Christian Hackenberg couldn’t find success in professional football. In fact, the quarterback never even made it into an NFL game. But Hackenberg is looking at that as the beginning of his story. That’s because he’s taking a page from Tim Tebow’s life manual and trying a career in baseball.

The former first-rounder told NBC 10 in Philadelphia that he’s started to train as a pitcher, with the goal of turning that into his main pursuit.

“I feel like I’ve got a lot left in the tank,” Hackenberg, 25, told NBC 10. “And if one door closes and I have the opportunity to open another one, why not do it?”

Tebow famously got into professional baseball after washing out of the NFL. He was signed by the New York Mets in 2016 after a period of training and an organized workout, having not played baseball since he was in high school.
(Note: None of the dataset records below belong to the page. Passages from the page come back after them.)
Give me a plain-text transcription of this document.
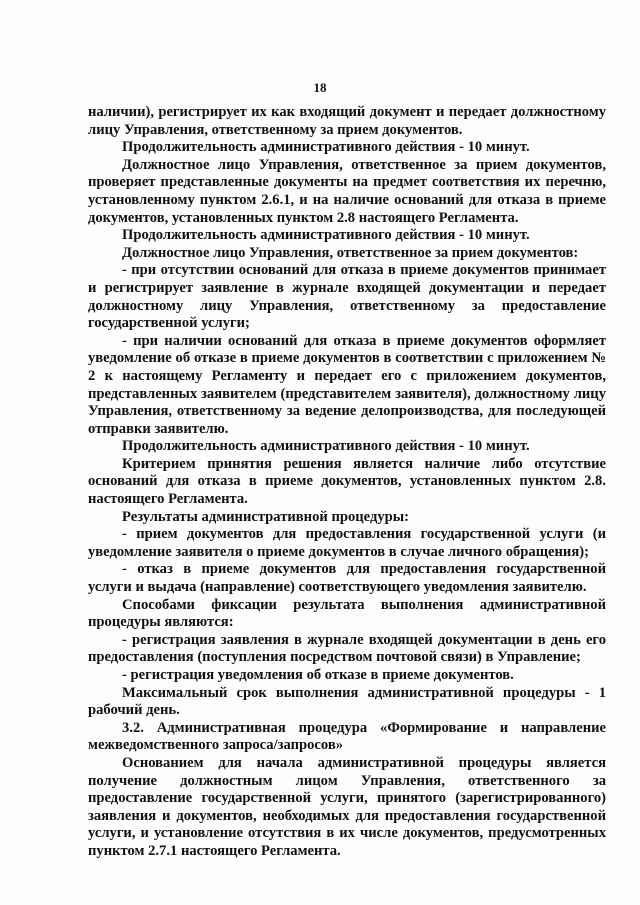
18

наличии), регистрирует их как входящий документ и передает должностному лицу Управления, ответственному за прием документов.

Продолжительность административного действия - 10 минут.

Должностное лицо Управления, ответственное за прием документов, проверяет представленные документы на предмет соответствия их перечню, установленному пунктом 2.6.1, и на наличие оснований для отказа в приеме документов, установленных пунктом 2.8 настоящего Регламента.

Продолжительность административного действия - 10 минут.

Должностное лицо Управления, ответственное за прием документов:

- при отсутствии оснований для отказа в приеме документов принимает и регистрирует заявление в журнале входящей документации и передает должностному лицу Управления, ответственному за предоставление государственной услуги;

- при наличии оснований для отказа в приеме документов оформляет уведомление об отказе в приеме документов в соответствии с приложением № 2 к настоящему Регламенту и передает его с приложением документов, представленных заявителем (представителем заявителя), должностному лицу Управления, ответственному за ведение делопроизводства, для последующей отправки заявителю.

Продолжительность административного действия - 10 минут.

Критерием принятия решения является наличие либо отсутствие оснований для отказа в приеме документов, установленных пунктом 2.8. настоящего Регламента.

Результаты административной процедуры:

- прием документов для предоставления государственной услуги (и уведомление заявителя о приеме документов в случае личного обращения);

- отказ в приеме документов для предоставления государственной услуги и выдача (направление) соответствующего уведомления заявителю.

Способами фиксации результата выполнения административной процедуры являются:

- регистрация заявления в журнале входящей документации в день его предоставления (поступления посредством почтовой связи) в Управление;

- регистрация уведомления об отказе в приеме документов.

Максимальный срок выполнения административной процедуры - 1 рабочий день.

3.2. Административная процедура «Формирование и направление межведомственного запроса/запросов»

Основанием для начала административной процедуры является получение должностным лицом Управления, ответственного за предоставление государственной услуги, принятого (зарегистрированного) заявления и документов, необходимых для предоставления государственной услуги, и установление отсутствия в их числе документов, предусмотренных пунктом 2.7.1 настоящего Регламента.
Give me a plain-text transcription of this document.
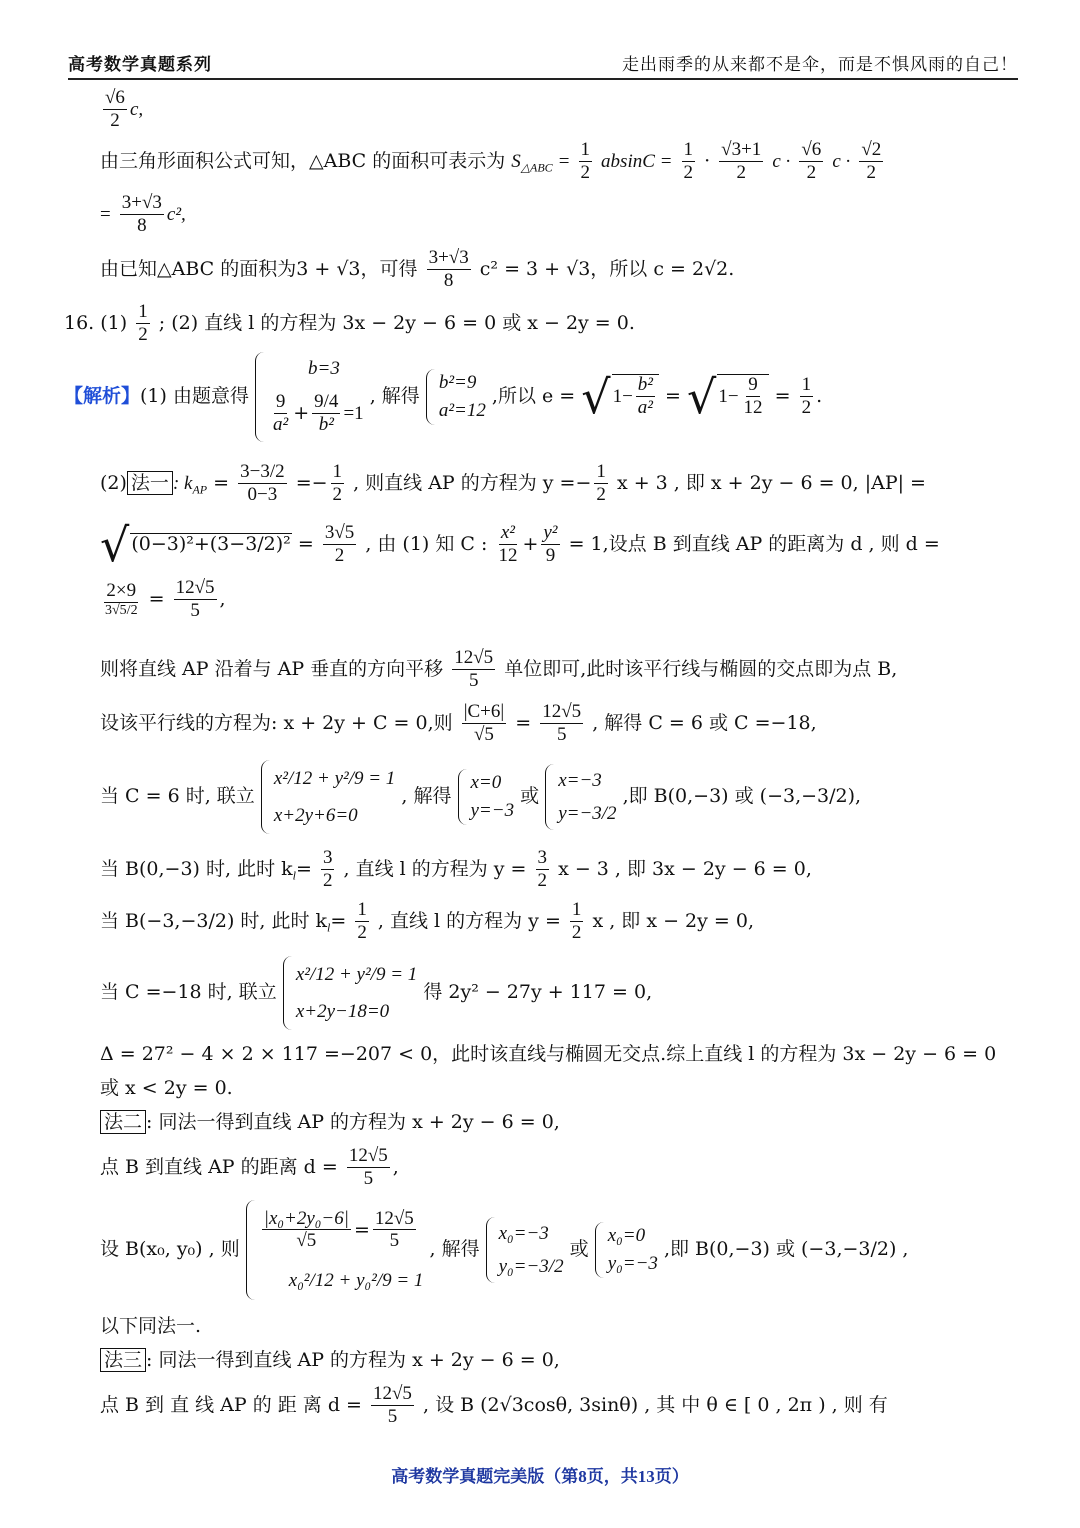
高考数学真题系列	走出雨季的从来都不是伞，而是不惧风雨的自己！
$\frac{√6}{2} c$,
由三角形面积公式可知，△ABC 的面积可表示为 $S_{\triangle ABC} = \frac{1}{2}$ $absinC = \frac{1}{2} \cdot \frac{√3+1}{2}$ $c \cdot \frac{√6}{2}$ $c \cdot \frac{√2}{2}$
= $\frac{3+√3}{8} c^2$,
由已知△ABC 的面积为3 + √3，可得 $\frac{3+√3}{8} c^2 = 3 + √3$，所以 c = 2√2.
16. $(1) \frac{1}{2}$ ; (2) 直线 l 的方程为 3x − 2y − 6 = 0 或 x − 2y = 0.
【解析】(1) 由题意得
b=3
$\frac{9}{\text{a²}} + \frac{9/4}{\text{b²}} =1$
, 解得
b²=9
a²=12
,所以 e = √ $1- \frac{\text{b²}}{\text{a²}}$ = √ $1- \frac{9}{12} = \frac{1}{2}$ .
(2) 法一 : $k_{AP} = \frac{3-3/2}{0-3} =- \frac{1}{2}$ , 则直线 AP 的方程为 $y =- \frac{1}{2}$ x + 3 , 即 x + 2y − 6 = 0, |AP| =
√ $(0-3)^2+(3-3/2)^2 = \frac{3√5}{2}$ , 由 (1) 知 C : $\frac{\text{x²}}{12} + \frac{\text{y²}}{9} = 1$,设点 B 到直线 AP 的距离为 d , 则 d =
$\frac{2\times 9}{3√5/2} = \frac{12√5}{5}$ ,
则将直线 AP 沿着与 AP 垂直的方向平移 $\frac{12√5}{5}$ 单位即可,此时该平行线与椭圆的交点即为点 B,
设该平行线的方程为: x + 2y + C = 0,则 $\frac{|C+6|}{√5} = \frac{12√5}{5}$ , 解得 C = 6 或 C =−18,
当 C = 6 时, 联立
x²/12 + y²/9 = 1
x+2y+6=0
, 解得
x=0
y=−3
或
x=−3
y=−3/2
,即 B(0,−3) 或 (−3,−3/2),
当 B(0,−3) 时, 此时 $k_l= \frac{3}{2}$ , 直线 l 的方程为 $y = \frac{3}{2}$ x − 3 , 即 3x − 2y − 6 = 0,
当 B(−3,−3/2) 时, 此时 $k_l= \frac{1}{2}$ , 直线 l 的方程为 $y = \frac{1}{2}$ x , 即 x − 2y = 0,
当 C =−18 时, 联立
x²/12 + y²/9 = 1
x+2y−18=0
得 2y² − 27y + 117 = 0,
Δ = 27² − 4 × 2 × 117 =−207 < 0，此时该直线与椭圆无交点.综上直线 l 的方程为 3x − 2y − 6 = 0
或 x < 2y = 0.
法二 : 同法一得到直线 AP 的方程为 x + 2y − 6 = 0,
点 B 到直线 AP 的距离 $d = \frac{12√5}{5}$ ,
设 B(x₀, y₀) , 则 $\frac{\text{|x₀+2y₀−6|}}{√5} = \frac{12√5}{5}$
x₀²/12 + y₀²/9 = 1
, 解得
x₀=−3
y₀=−3/2
或
x₀=0
y₀=−3
,即 B(0,−3) 或 (−3,−3/2) ,
以下同法一.
法三 : 同法一得到直线 AP 的方程为 x + 2y − 6 = 0,
点 B 到 直 线 AP 的 距 离 $d = \frac{12√5}{5}$ , 设 B (2√3cosθ, 3sinθ) , 其 中 θ ∈ [ 0 , 2π ) , 则 有
高考数学真题完美版（第8页，共13页）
Hackenberg, who was last seen in 2019 playing in the now-defunct Alliance of American Football, also hasn’t played baseball since he was in high school. According to MaxPreps, Hackenberg was a decent hitter, batting .378/.459/.716 over 47 games in three years on the varsity squad. However, Hackenberg is trying to become a pitcher, and those high school stats are much bleaker. He made 16 appearances with two starts and pitched to a 7.36 ERA. He struck out 33 batters, but walked 40.

Christian Hackenberg is done with football and is trying to make it as a baseball player. (Photo by Wesley Hitt/AAF/Getty Images)
Christian Hackenberg is done with football and is trying to make it as a baseball player. (Photo by Wesley Hitt/AAF/Getty Images)

Since it’s been seven years since Hackenberg was in high school, he has a lot of work to do. He’s been training with Rutgers-Camden baseball coach Rob Kulik, a former minor league pitcher who owns a backyard pitching facility in Vineland, New Jersey. Kulik is encouraged by what he’s seen.

“He’s been up to 92, but I’d say right now he’s consistently [throwing] 90,” Kulik told NBC 10 in Philly. “But he just started throwing. It’s going to take him some time, but I think he can get to 95-plus in no time.”

Tebow was well known when he was signed, but Hackenberg will be trying to make it in baseball on talent alone, with no extra boost from any previous fame. In fact, his main claim to fame is that he’s the first quarterback in 39 years to be taken in the first or second round of the NFL draft and fail to make it into a single NFL game. His new baseball career doesn’t seem to be an effort to correct that. It mostly seems to be a way to give Hackenberg some of the things he’s been missing: competing and being on a team.

“I got the arm, I have the arm talent, can I get to the point where I have some good command and good control?” he told NBC 10. “And can I get to the point where I’m out competing at a high level where I think I belong? … Mentally, what I miss the most, I think.”